Tian Zhang: Yeah, so primary endpoint is still not ready yet. The events have not matured. So the longer we wait, the better for our patients. But I'm hopeful we'll see that data come out in the next one to two years, maybe 2026, 2027, just by modeling when these patients were enrolled and when we expect those events.

Pedro Barata: Gotcha.

Tian Zhang: I would say, on the representation front, that we were able-- because we were so spread out in terms of the sites that were open, that there are a good representation of racial and ethnic diversity within the country. So about 10% of our patients were Hispanic or Latinx, and another 8% were Black, Asian. Or we even had a few Alaska Natives and American Indians. We were open to Hawaii. We had some Native Hawaiians.

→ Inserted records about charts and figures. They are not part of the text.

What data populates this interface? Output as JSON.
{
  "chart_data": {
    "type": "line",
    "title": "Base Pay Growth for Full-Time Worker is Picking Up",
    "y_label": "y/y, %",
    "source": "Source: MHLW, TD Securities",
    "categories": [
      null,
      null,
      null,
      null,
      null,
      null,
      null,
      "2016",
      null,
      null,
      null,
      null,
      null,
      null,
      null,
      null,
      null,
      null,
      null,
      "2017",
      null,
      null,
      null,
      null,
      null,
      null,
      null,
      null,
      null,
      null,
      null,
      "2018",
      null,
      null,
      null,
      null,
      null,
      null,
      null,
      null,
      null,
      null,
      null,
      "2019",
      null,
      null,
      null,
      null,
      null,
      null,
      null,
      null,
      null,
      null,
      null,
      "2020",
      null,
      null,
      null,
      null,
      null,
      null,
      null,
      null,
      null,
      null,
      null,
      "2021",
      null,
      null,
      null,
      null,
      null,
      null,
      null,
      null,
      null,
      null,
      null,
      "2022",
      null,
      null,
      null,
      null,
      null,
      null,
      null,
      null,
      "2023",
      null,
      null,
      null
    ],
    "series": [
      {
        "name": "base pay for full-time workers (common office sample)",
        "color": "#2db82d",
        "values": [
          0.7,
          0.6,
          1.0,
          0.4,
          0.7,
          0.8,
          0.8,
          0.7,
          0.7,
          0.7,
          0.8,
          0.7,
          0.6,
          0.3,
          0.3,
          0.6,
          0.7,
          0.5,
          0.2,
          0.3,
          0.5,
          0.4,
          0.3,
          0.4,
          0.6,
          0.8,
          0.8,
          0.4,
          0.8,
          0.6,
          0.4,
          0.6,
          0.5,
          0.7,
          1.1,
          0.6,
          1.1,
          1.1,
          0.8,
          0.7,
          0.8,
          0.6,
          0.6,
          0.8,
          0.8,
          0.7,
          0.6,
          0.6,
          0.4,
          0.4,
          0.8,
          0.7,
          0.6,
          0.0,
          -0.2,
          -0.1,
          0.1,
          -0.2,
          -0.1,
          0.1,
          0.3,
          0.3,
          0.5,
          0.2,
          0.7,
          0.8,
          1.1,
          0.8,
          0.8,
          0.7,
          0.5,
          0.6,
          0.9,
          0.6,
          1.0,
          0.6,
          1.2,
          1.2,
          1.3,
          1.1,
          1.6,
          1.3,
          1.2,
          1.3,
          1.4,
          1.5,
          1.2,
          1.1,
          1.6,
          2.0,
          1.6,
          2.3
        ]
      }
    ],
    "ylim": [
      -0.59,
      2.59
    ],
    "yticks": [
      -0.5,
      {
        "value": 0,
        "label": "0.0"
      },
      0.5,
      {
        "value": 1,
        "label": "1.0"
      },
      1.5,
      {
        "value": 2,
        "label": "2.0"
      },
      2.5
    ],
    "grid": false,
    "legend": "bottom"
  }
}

And so I think that also helps that representation of across the melting pot of the United States. Just when we were able to open at so many places, we get some representation across the board.

Pedro Barata: Right. Beautiful. And I'm sure that a lot of people are-- as they think about their academic careers and what kind of contributions they can make and what kind of groups they can be part of, I'm pretty sure a lot of folks are thinking about how the NCI groups, cooperative groups, Alliance, SWOG, and NRG, ECOG-ACRIN, how they can play a pivotal role and an active role in answering questions that we have in clinical practice.

So I'm pretty sure that it is actually your trial may trigger a lot of those thoughts. And I'm sure a lot of the younger and the future generations are joining the cooperative groups, and we need the help from everybody.

Tian Zhang: I hope so. You're leading a phase III in SWOG BioFront. And I do hope that as we ask these important questions that patients will want to contribute. But I do think that as we're asking those questions, we need to engage those patient advocates. We need to engage our community oncology partners and figure out which trials are truly feasible to enroll and really gathered those stakeholders early because, if people don't have equipoise or if our patients-- I mean, they're our decision makers.

So if they're not willing to go on trial, then it will be harder to enroll those trials. So I'm really looking forward to your BIOFRONT trial for probiotics in the first-line setting to augment our immunotherapies and these trials that industry potentially won't do right to answer these questions.

So I'm excited for you. And hopefully that also inspires more early career investigators to follow our path.

Pedro Barata: Yeah. Thank you for the shout out. I think it will be, again, another community taking it and leading the effort. That's the great thing about doing this as a group, as a team.

So congratulations. Really well done. There's a lot of lessons learned, and we are really, really excited for the next steps for PDIGREE. And so, really, thank you so much for taking the time and teaching us about it, PDIGREE, today.

Tian Zhang: Thanks so much, Pedro. Great to be here.